Vu les articles L. 410-1 et L. 420-1 du code de commerce :

8. Il résulte de ces textes que lorsqu’un organisme professionnel ou syndical, sortant de sa mission d’information, de conseil et de défense des intérêts professionnels que la loi lui confie ou dont ses adhérents l’investissent, intervient sur un marché au travers d’actes qui invitent ses membres à se comporter d’une manière déterminée sur celui-ci, les dispositions de l’article L. 420-1 du code de commerce lui sont applicables.

 9. Pour rejeter les demandes de la société Snake Interactive, l’arrêt retient encore que le critère d’application du droit de la concurrence est la notion d’activité économique, à savoir l’activité de production, de distribution et de service et qu’un syndicat professionnel, dont la mission première est de défendre les intérêts de ses adhérents, n’exerce pas, par nature, d’activité économique hormis le cas où il offre lui-même des biens ou services sur un marché. Il ajoute que la société Snake Interactive ne démontre pas que l’édiction d’une charte professionnelle et sa mise en œuvre par le CPA relèveraient d’une activité économique distincte de sa mission d’information et de conseil de ses membres. L’arrêt en conclut que le CPA n’exerce pas d’activité économique au sens de l’article L. 410-1 du code de commerce, de sorte qu’il n’est pas nécessaire d’examiner au fond l’existence des pratiques anticoncurrentielles dont se prévaut la société Snake Interactive.

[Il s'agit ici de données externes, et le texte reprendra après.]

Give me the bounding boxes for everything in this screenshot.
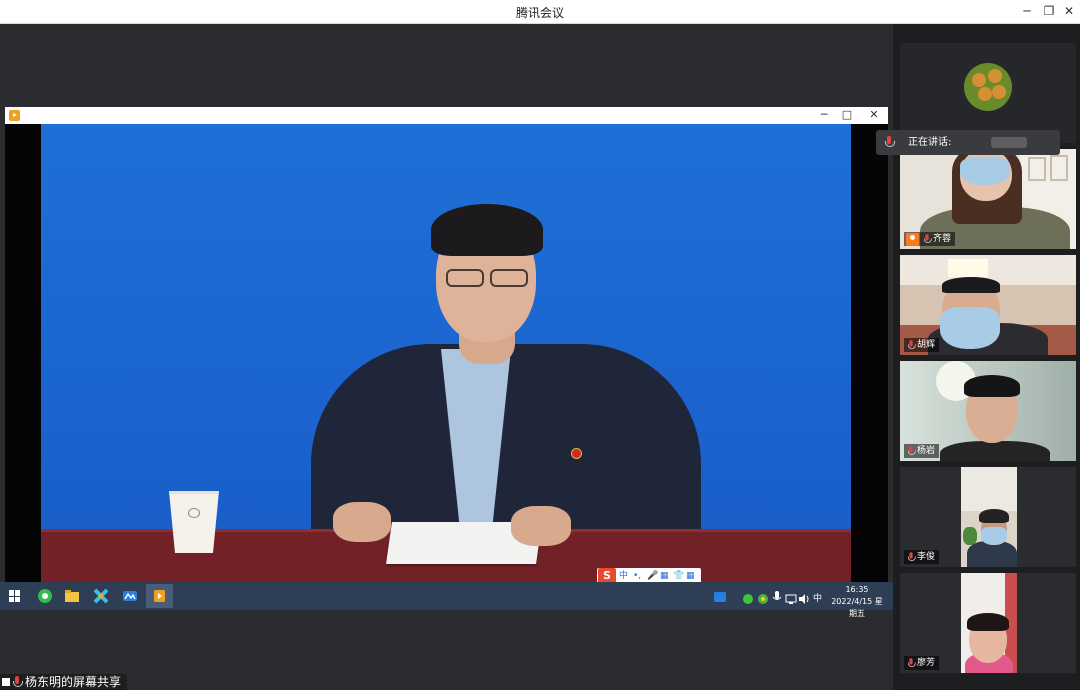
participant-tile[interactable]: 胡辉: [900, 255, 1076, 355]
browser-taskbar-icon[interactable]: [35, 586, 55, 606]
microphone-muted-icon: [907, 552, 916, 562]
microphone-muted-icon: [12, 676, 23, 688]
taskbar-clock[interactable]: 16:35 2022/4/15 星期五: [828, 584, 886, 620]
participant-name: 杨岩: [917, 446, 936, 456]
windows-start-icon[interactable]: [9, 590, 21, 602]
window-title: 腾讯会议: [515, 6, 564, 20]
shared-taskbar: 中 16:35 2022/4/15 星期五: [0, 582, 893, 618]
participant-name-tag: 廖芳: [904, 656, 940, 670]
ime-skin-icon[interactable]: 👕: [673, 569, 684, 583]
presenter-video: [41, 124, 851, 582]
participant-name-tag: 齐蓉: [904, 232, 956, 246]
tencent-meeting-window: 腾讯会议 ─ ❐ ✕ ─ □ ✕ S 中 •, 🎤 ▦ 👕 ▦ 中 16:35 …: [0, 0, 1080, 690]
player-minimize-button[interactable]: ─: [817, 108, 831, 122]
speaking-label: 正在讲话:: [908, 137, 952, 148]
tray-input-language[interactable]: 中: [813, 591, 822, 604]
ime-lang-toggle[interactable]: 中: [619, 569, 628, 583]
paper-cup: [169, 491, 219, 553]
player-app-icon: [9, 110, 20, 121]
ime-punct-icon[interactable]: •,: [633, 569, 641, 583]
tray-meeting-icon[interactable]: [713, 589, 727, 603]
lapel-pin-icon: [571, 448, 582, 459]
participant-name-tag: 杨岩: [904, 444, 940, 458]
player-maximize-button[interactable]: □: [840, 108, 854, 122]
tray-app-icon[interactable]: [757, 590, 769, 604]
ime-keyboard-icon[interactable]: ▦: [660, 569, 669, 583]
microphone-muted-icon: [907, 446, 916, 456]
presenter-glasses: [444, 269, 530, 289]
screen-share-label-text: 杨东明的屏幕共享: [25, 675, 122, 689]
speaker-name-blurred: [991, 137, 1027, 148]
microphone-muted-icon: [923, 234, 932, 244]
presenter-left-hand: [333, 502, 391, 542]
tencent-meeting-taskbar-icon[interactable]: [120, 586, 140, 606]
presenter-hair: [431, 204, 543, 256]
app-x-taskbar-icon[interactable]: [91, 586, 111, 606]
participant-tile[interactable]: 李俊: [900, 467, 1076, 567]
speaking-indicator: 正在讲话:: [876, 130, 1060, 155]
participant-avatar: [964, 63, 1012, 111]
taskbar-time: 16:35: [845, 585, 869, 594]
screen-share-label: 杨东明的屏幕共享: [0, 674, 128, 690]
participant-name: 廖芳: [917, 658, 936, 668]
player-title-bar: ─ □ ✕: [5, 107, 888, 124]
video-letterbox-left: [5, 124, 41, 582]
cup-logo-icon: [188, 508, 200, 518]
participant-name: 李俊: [917, 552, 936, 562]
participant-name-tag: 胡辉: [904, 338, 940, 352]
microphone-active-icon: [884, 136, 895, 148]
microphone-muted-icon: [907, 340, 916, 350]
tray-microphone-icon[interactable]: [771, 589, 783, 603]
player-close-button[interactable]: ✕: [867, 108, 881, 122]
folder-taskbar-icon[interactable]: [62, 586, 82, 606]
share-status-icon: [2, 678, 10, 686]
participant-name-tag: 李俊: [904, 550, 940, 564]
host-badge-icon: [906, 232, 919, 246]
participant-tile[interactable]: 廖芳: [900, 573, 1076, 673]
tray-network-icon[interactable]: [785, 590, 797, 604]
tray-volume-icon[interactable]: [798, 590, 810, 604]
player-taskbar-icon[interactable]: [146, 584, 173, 608]
participant-name: 齐蓉: [933, 234, 952, 244]
video-letterbox-right: [851, 124, 888, 582]
participant-tile[interactable]: [900, 43, 1076, 143]
title-bar: 腾讯会议 ─ ❐ ✕: [0, 0, 1080, 24]
participant-tile[interactable]: 齐蓉: [900, 149, 1076, 249]
participant-panel: 齐蓉 胡辉 杨岩 李俊 廖芳: [893, 24, 1080, 690]
tray-wechat-icon[interactable]: [742, 590, 754, 604]
ime-toolbox-icon[interactable]: ▦: [686, 569, 695, 583]
participant-name: 胡辉: [917, 340, 936, 350]
ime-voice-icon[interactable]: 🎤: [647, 569, 658, 583]
taskbar-date: 2022/4/15 星期五: [831, 597, 883, 618]
microphone-muted-icon: [907, 658, 916, 668]
minimize-button[interactable]: ─: [1018, 3, 1036, 19]
presenter-right-hand: [511, 506, 571, 546]
participant-tile[interactable]: 杨岩: [900, 361, 1076, 461]
close-button[interactable]: ✕: [1060, 3, 1078, 19]
restore-button[interactable]: ❐: [1040, 3, 1058, 19]
shared-player-window: ─ □ ✕: [5, 107, 888, 582]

10. En se déterminant ainsi, sans rechercher, comme il lui était demandé, si, en invitant ses membres à ne pas travailler avec certaines des bases de données exploitées par la société Snake Interactive, le CPA ne leur avait pas demandé d’adopter un comportement déterminé sur le marché de l’emailing, la cour d’appel n’a pas donné de base légale à sa décision.

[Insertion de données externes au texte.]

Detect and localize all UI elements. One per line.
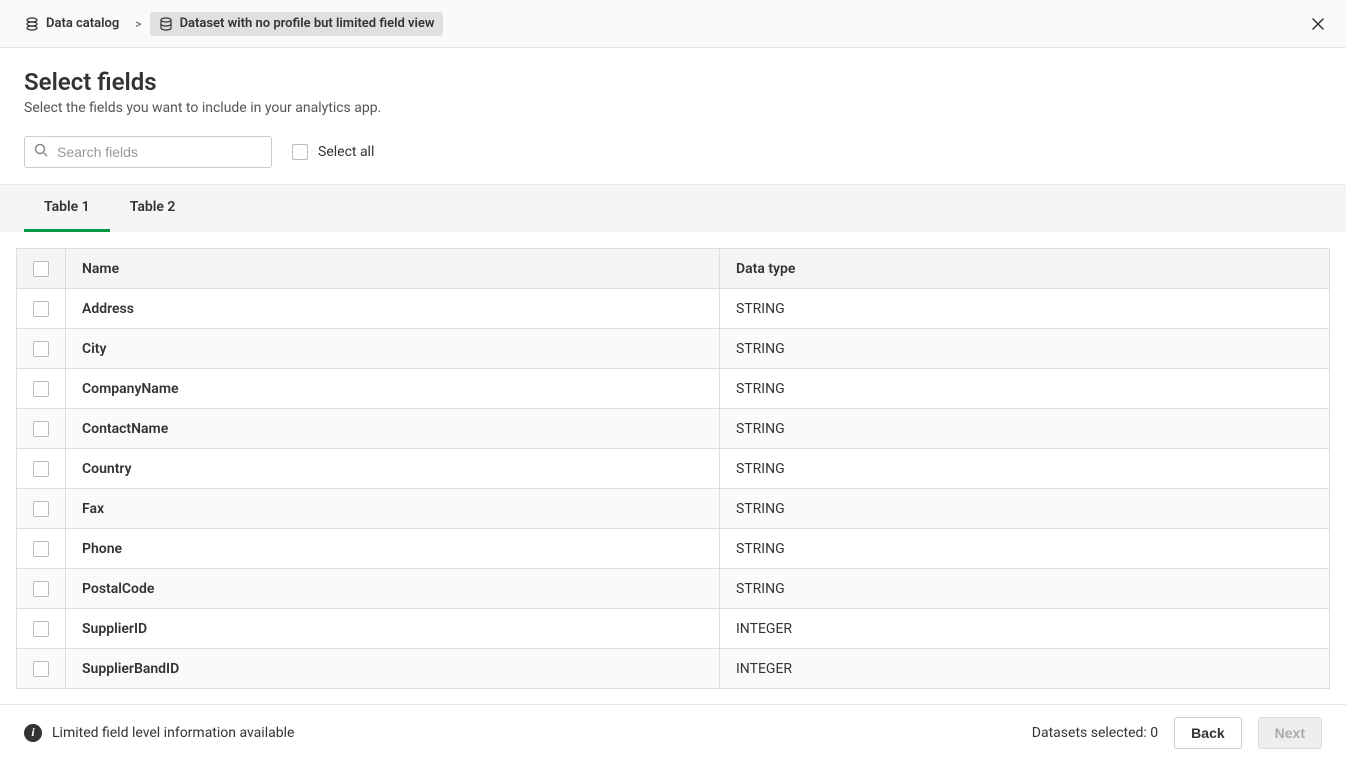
search-icon	[33, 142, 49, 162]
next-button: Next	[1258, 717, 1322, 749]
field-name: SupplierBandID	[66, 649, 720, 689]
info-message: i Limited field level information availa…	[24, 724, 294, 742]
search-input-container[interactable]	[24, 136, 272, 168]
database-icon	[158, 16, 174, 32]
breadcrumb-current[interactable]: Dataset with no profile but limited fiel…	[150, 12, 443, 36]
row-checkbox-cell	[17, 529, 66, 569]
field-datatype: STRING	[720, 449, 1330, 489]
row-checkbox-cell	[17, 489, 66, 529]
back-button[interactable]: Back	[1174, 717, 1241, 749]
field-name: City	[66, 329, 720, 369]
tab-table-2[interactable]: Table 2	[110, 185, 196, 232]
header-checkbox[interactable]	[33, 261, 49, 277]
table-row: AddressSTRING	[17, 289, 1330, 329]
field-datatype: INTEGER	[720, 609, 1330, 649]
table-row: CitySTRING	[17, 329, 1330, 369]
select-all-control[interactable]: Select all	[292, 144, 374, 160]
header-checkbox-cell	[17, 249, 66, 289]
row-checkbox[interactable]	[33, 661, 49, 677]
field-name: Phone	[66, 529, 720, 569]
field-name: Country	[66, 449, 720, 489]
row-checkbox-cell	[17, 449, 66, 489]
row-checkbox-cell	[17, 649, 66, 689]
field-name: Fax	[66, 489, 720, 529]
footer-bar: i Limited field level information availa…	[0, 704, 1346, 760]
breadcrumb-root[interactable]: Data catalog	[16, 12, 127, 36]
table-row: PostalCodeSTRING	[17, 569, 1330, 609]
close-button[interactable]	[1306, 12, 1330, 36]
field-datatype: INTEGER	[720, 649, 1330, 689]
table-row: FaxSTRING	[17, 489, 1330, 529]
row-checkbox[interactable]	[33, 621, 49, 637]
row-checkbox[interactable]	[33, 461, 49, 477]
datasets-selected-count: 0	[1150, 725, 1158, 741]
page-title: Select fields	[24, 68, 1322, 96]
field-name: ContactName	[66, 409, 720, 449]
field-datatype: STRING	[720, 289, 1330, 329]
field-name: CompanyName	[66, 369, 720, 409]
column-header-name[interactable]: Name	[66, 249, 720, 289]
field-name: Address	[66, 289, 720, 329]
field-datatype: STRING	[720, 369, 1330, 409]
row-checkbox[interactable]	[33, 421, 49, 437]
row-checkbox-cell	[17, 369, 66, 409]
breadcrumb: Data catalog > Dataset with no profile b…	[0, 0, 1346, 48]
info-icon: i	[24, 724, 42, 742]
field-name: PostalCode	[66, 569, 720, 609]
table-row: PhoneSTRING	[17, 529, 1330, 569]
tab-table-1[interactable]: Table 1	[24, 185, 110, 232]
datasets-selected-label: Datasets selected:	[1032, 725, 1151, 741]
column-header-datatype[interactable]: Data type	[720, 249, 1330, 289]
row-checkbox[interactable]	[33, 581, 49, 597]
field-datatype: STRING	[720, 569, 1330, 609]
select-all-label: Select all	[318, 144, 374, 160]
table-row: CompanyNameSTRING	[17, 369, 1330, 409]
row-checkbox-cell	[17, 609, 66, 649]
breadcrumb-current-label: Dataset with no profile but limited fiel…	[180, 16, 435, 31]
catalog-icon	[24, 16, 40, 32]
breadcrumb-root-label: Data catalog	[46, 16, 119, 31]
field-datatype: STRING	[720, 409, 1330, 449]
row-checkbox-cell	[17, 329, 66, 369]
tabs-bar: Table 1Table 2	[0, 184, 1346, 232]
field-name: SupplierID	[66, 609, 720, 649]
row-checkbox[interactable]	[33, 501, 49, 517]
fields-table: Name Data type AddressSTRINGCitySTRINGCo…	[16, 248, 1330, 689]
breadcrumb-separator: >	[135, 17, 141, 31]
row-checkbox[interactable]	[33, 541, 49, 557]
row-checkbox[interactable]	[33, 341, 49, 357]
select-all-checkbox[interactable]	[292, 144, 308, 160]
field-datatype: STRING	[720, 329, 1330, 369]
table-row: SupplierBandIDINTEGER	[17, 649, 1330, 689]
search-input[interactable]	[55, 143, 263, 161]
row-checkbox-cell	[17, 409, 66, 449]
row-checkbox[interactable]	[33, 301, 49, 317]
table-row: SupplierIDINTEGER	[17, 609, 1330, 649]
datasets-selected: Datasets selected: 0	[1032, 725, 1158, 741]
table-row: ContactNameSTRING	[17, 409, 1330, 449]
table-row: CountrySTRING	[17, 449, 1330, 489]
field-datatype: STRING	[720, 529, 1330, 569]
field-datatype: STRING	[720, 489, 1330, 529]
info-message-text: Limited field level information availabl…	[52, 725, 294, 741]
page-subtitle: Select the fields you want to include in…	[24, 100, 1322, 116]
row-checkbox[interactable]	[33, 381, 49, 397]
row-checkbox-cell	[17, 289, 66, 329]
row-checkbox-cell	[17, 569, 66, 609]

Portée et conséquences de la cassation

En application de l’article 624 du code de procédure civile, la cassation des chefs de dispositif de l’arrêt critiqués par les premier et deuxième moyens entraîne la cassation des chefs de dispositif critiqués par le troisième moyen, qui s’y rattachent par un lien de dépendance nécessaire.

PAR CES MOTIFS, et sans qu’il y ait lieu de statuer sur les autres griefs, la Cour :

CASSE ET ANNULE, en toutes ses dispositions, l’arrêt rendu le 24 novembre 2023, entre les parties, par la cour d’appel de Paris ;

Remet l’affaire et les parties dans l’état où elles se trouvaient avant cet arrêt et les renvoie devant la cour d’appel de Paris autrement composée ;

Condamne l’association Collectif pour les acteurs du marketing digital aux dépens ;

En application de l’article 700 du code de procédure civile, rejette la demande formée par l’association Collectif pour les acteurs du marketing digital et la condamne à payer à la société Snake Interactive la somme de 3 000 euros ;

Dit que sur les diligences du procureur général près la Cour de cassation, le présent arrêt sera transmis pour être transcrit en marge ou à la suite de l’arrêt cassé ;

Ainsi fait et jugé par la Cour de cassation, chambre commerciale, financière et économique, et prononcé publiquement le treize novembre deux mille vingt-cinq par mise à disposition de l’arrêt au greffe de la Cour, les parties ayant été préalablement avisées dans les conditions prévues au deuxième alinéa de l’article 450 du code de procédure civile.